Profit from rising interest rates

By Scot Blythe | November 20, 2013 | Last updated on November 20, 2013
3 min read

Dividends have always been a significant component of total returns – anywhere from 28% to 50%, except in the 1990s. And as bond yields have fallen, investors have looked to dividends for returns.

There will probably be a long-term interest rate rise soon, predicated on the end of quantitative easing in the U.S. Even rumours of Fed tapering saw some dividend sectors sell off, most prominently North American REITs.

“REITs are sensitive to rates because they have a fair amount of leverage, which is fine because they have long-term leases,” notes Jason Gibbs, a portfolio manager at GCIC Ltd., which manages Dynamic Funds.

But don’t dump REITs. “Over time, real estate has been a good inflation hedge, because if rates go up, that means economies are growing and rents and occupancy should be going up,” he adds. “But you do have to own ones that have some sort of growth.” Look for strong balance sheets and market dominance. On the other hand, fiercer competition, which could lead to elevated vacancy rates or discounted rents, may result in a distribution cut.

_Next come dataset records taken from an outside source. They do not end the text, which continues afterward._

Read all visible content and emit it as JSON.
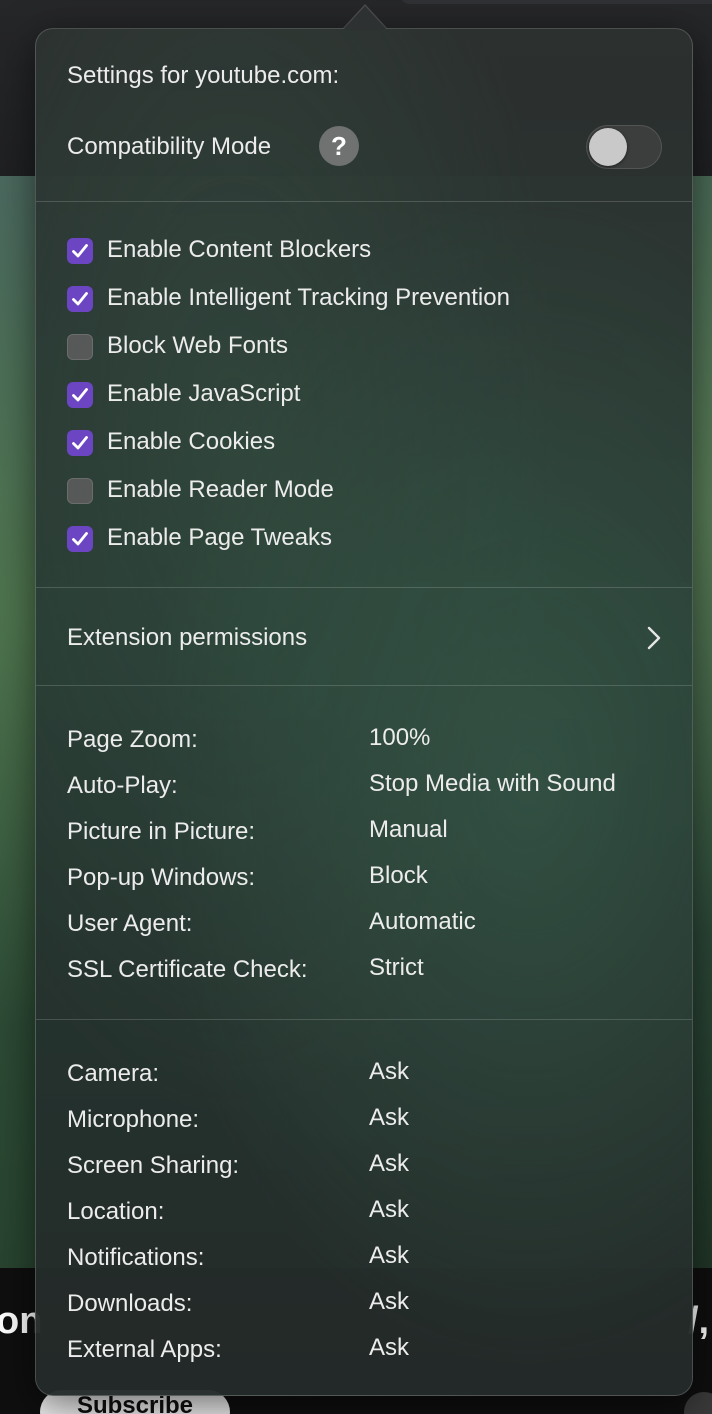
{
  "popover": {
    "title": "Settings for youtube.com:",
    "compatibility": {
      "label": "Compatibility Mode",
      "help_glyph": "?",
      "enabled": false
    },
    "checkboxes": [
      {
        "label": "Enable Content Blockers",
        "checked": true
      },
      {
        "label": "Enable Intelligent Tracking Prevention",
        "checked": true
      },
      {
        "label": "Block Web Fonts",
        "checked": false
      },
      {
        "label": "Enable JavaScript",
        "checked": true
      },
      {
        "label": "Enable Cookies",
        "checked": true
      },
      {
        "label": "Enable Reader Mode",
        "checked": false
      },
      {
        "label": "Enable Page Tweaks",
        "checked": true
      }
    ],
    "extension_permissions": {
      "label": "Extension permissions",
      "icon": "chevron-right-icon"
    },
    "page_settings": [
      {
        "key": "Page Zoom:",
        "value": "100%"
      },
      {
        "key": "Auto-Play:",
        "value": "Stop Media with Sound"
      },
      {
        "key": "Picture in Picture:",
        "value": "Manual"
      },
      {
        "key": "Pop-up Windows:",
        "value": "Block"
      },
      {
        "key": "User Agent:",
        "value": "Automatic"
      },
      {
        "key": "SSL Certificate Check:",
        "value": "Strict"
      }
    ],
    "permissions": [
      {
        "key": "Camera:",
        "value": "Ask"
      },
      {
        "key": "Microphone:",
        "value": "Ask"
      },
      {
        "key": "Screen Sharing:",
        "value": "Ask"
      },
      {
        "key": "Location:",
        "value": "Ask"
      },
      {
        "key": "Notifications:",
        "value": "Ask"
      },
      {
        "key": "Downloads:",
        "value": "Ask"
      },
      {
        "key": "External Apps:",
        "value": "Ask"
      }
    ]
  },
  "background": {
    "left_fragment": "on",
    "right_fragment": "/,",
    "subscribe_label": "Subscribe"
  },
  "colors": {
    "checkbox_on": "#6b45c2",
    "checkbox_off": "#565958",
    "text": "#ececec"
  }
}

Read: 3 reasons REITs will outperform

Many bond substitutes are in regulated sectors of the economy, such as utilities, pipelines and low-beta consumer staples, says Naveed Rahman, an institutional portfolio manager at Fidelity Investments in Boston. Utilities, for example, showed an 80% correlation with 10-year Treasuries over the last 18 months. Historically, that correlation has been below 60%.

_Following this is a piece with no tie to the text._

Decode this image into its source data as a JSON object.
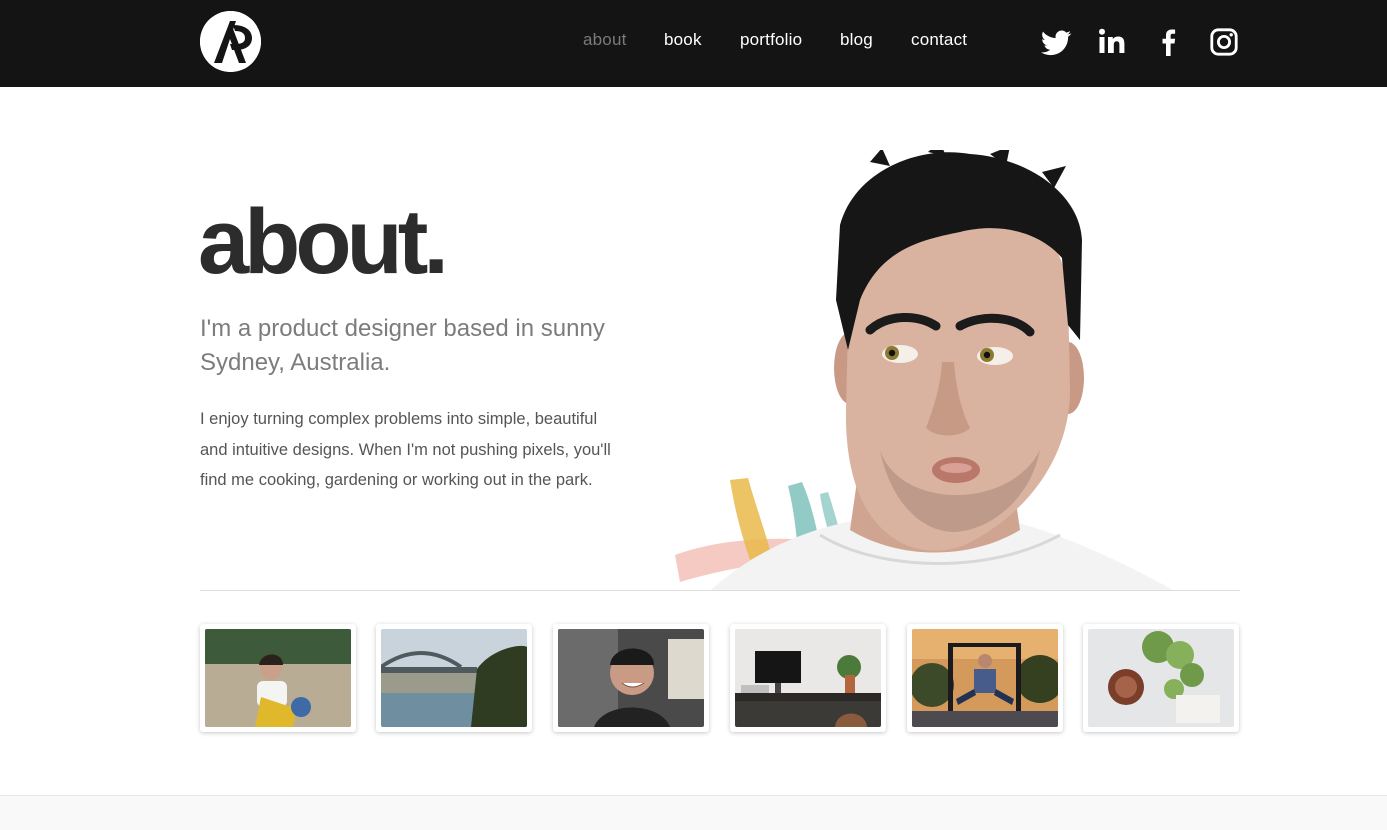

As a consequence, he says, “there’s a lot of valuation risk in those stocks should rates increase.” That’s because sector dividend yields and payout ratios are both high. For a utility with an 85% payout ratio, a 4% dividend yield and higher-than-usual valuation, if rates move by 80 to 100 basis points, there’s little room to boost the payout ratio. Unless the company is growing, the stock price is at risk: an investor can earn a risk-free rate around 3.5% to 3.7%, making utilities overvalued. In Spring and Summer 2013, when long-term interest rates rose abruptly, utilities fell by 8% more than the equity market, Rahman notes.

(To put payout ratios in perspective, financial companies rarely distribute more than 50% of earnings; utilities tend to pay more, because they are in a mature, low-growth sector.)

Read: What to do when interest rates rise

Some regulated companies benefit from rising secular interest rates.

“A great example would be pipeline stocks and energy infrastructure,” says Gibbs. These stocks are growing at 5% and 10% “because we’re redrawing the entire map of energy infrastructure in North America.” There are backlogs, for example, in getting light tight crude from North Dakota’s Bakken shale deposit to market, even as fracking has made oil and gas economically recoverable.

Rising rates will also be positive for financial companies, says Rahman. “Higher rates put a crimp on mortgage origination and refinancing, which for certain banks can materially affect earnings growth. On the opposite side, the net interest margin – the delta between what banks borrow at and what they lend at – gets better.”

Read: Choose shorter terms as rates rise

Rising rates work even better for life insurance companies, for the same reason they translate into better-funded status for defined-benefit pension plans. That also translates into better earnings for many industrials with large DB plans that have had to skim earnings to fund pension promises.

Explains Gibbs: “If rates go up, insurances companies often do better than banks, depending on how the yield curve shifts. Banks do well when the yield curve steepens [and] insurance companies make money investing the premiums from the policies from customers into the fixed-income market. With low rates, it’s not a good scenario for them.”

Read: Faceoff: Is costlier insurance cost-effective?

Still, the irony for dividend investors is that the sector that led the way in disparaging them – tech stocks, where Apple decided to eliminate its dividend in 1996 – is perhaps the most robust against rising interest rates.

“Most technology companies we have positions in are self-funding, non-capital-intensive businesses, so they are generating more cash than they need to keep their business growing,” says Rahman.